Ein Sommernachtstraum

Ein Sommernachtstraum

 

[Hinweis zur Aufführung am 1.7.2017]

von William Shakespeare

Regie Margot Flügel-Anhalt

Klontik

Musikalische Begleitung: Klontik

Die letzten Sonnenstrahlen brechen sich durch die Bäume an der Waldbühne im Leuchtbergpark in Eschwege. Wundersame Wesen streifen durch das Unterholz, Liebende verfolgen sich in Liebe und Zorn, Handwerker proben ihr unsägliches Stück: Shakespeares „Ein Sommernachtstraum“ ist wieder da.

Kein anderes Stück fügt sich so gut in die ursprünglich Atmosphäre dieser Naturbühne. Im Sommer 2017 heißt es wieder „Bühne frei“ für das große Ensemble des Jungen Theaters Eschwege unter der Regie von Margot Flügel-Anhalt.

Fotos: Tatiana Fydrich-Gruber – https://www.instagram.com/tillit.ta – https://til-lit.blogspot.de/

Wenn die Lichter erloschen sind, dann beleuchten vielleicht die Glühwürmchen am Leuchtberg den Heimweg der Zuschauer.

Zugang/Parken:
Waldbühne im Leuchtbergpark – Zugang über Leuchtberg Felsenkeller, Leuchtbergstr. 40, 37269 Eschwege.

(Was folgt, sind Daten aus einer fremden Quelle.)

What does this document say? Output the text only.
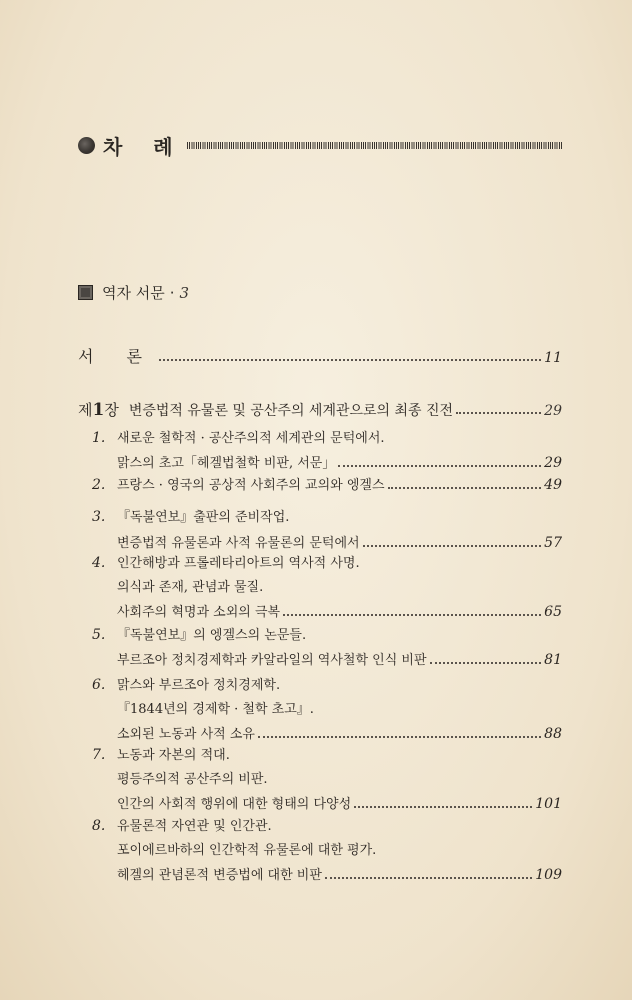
차 례
역자 서문 · 3
서 론	11
제 1 장 변증법적 유물론 및 공산주의 세계관으로의 최종 진전	29
1. 새로운 철학적 · 공산주의적 세계관의 문턱에서.
맑스의 초고「헤겔법철학 비판, 서문」	29
2. 프랑스 · 영국의 공상적 사회주의 교의와 엥겔스	49
3. 『독불연보』출판의 준비작업.
변증법적 유물론과 사적 유물론의 문턱에서	57
4. 인간해방과 프롤레타리아트의 역사적 사명.
의식과 존재, 관념과 물질.
사회주의 혁명과 소외의 극복	65
5. 『독불연보』의 엥겔스의 논문들.
부르조아 정치경제학과 카알라일의 역사철학 인식 비판	81
6. 맑스와 부르조아 정치경제학.
『1844년의 경제학 · 철학 초고』.
소외된 노동과 사적 소유	88
7. 노동과 자본의 적대.
평등주의적 공산주의 비판.
인간의 사회적 행위에 대한 형태의 다양성	101
8. 유물론적 자연관 및 인간관.
포이에르바하의 인간학적 유물론에 대한 평가.
헤겔의 관념론적 변증법에 대한 비판	109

Da direkt am Aufstieg zur Waldbühne sehr wenige Parkplätze zur Verfügung stehen, empfehlen wir, die Parkplätze längs der Leucht­bergstraße, den Parkplatz bei der Firma Haubold und den Großparkplatz “Werdchen” bzw. bei der Stadthalle zu nutzen.

Sollten Sie eine Gehbehinderung haben, so nehmen Sie bitte rechtzeitig mit uns Kontakt auf:
info@junges-theater-eschwege.de.

 

 

Zum Ihnalt:
Der Feenkönig Oberon und seine Gattin Titania zürnen miteinander, leben voneinander getrennt, aber doch in ein und demselben Wald in der Nähe von Athen. In diesen Wald kommen zwei Liebespaare: Helena, die den Demetrius, Demetrius, der die Hermia, Hermia, die den Lysander, Lysander, der die Helena liebt. Oberon erbarmt sich der Liebenden und lässt durch einen Diener Puck – nachdem dieser durch Schelmerei zuerst das Blatt gewendet und neue Verwirrungen angerichtet – durch einen Zaubersaft das Gleichgewicht herstellen.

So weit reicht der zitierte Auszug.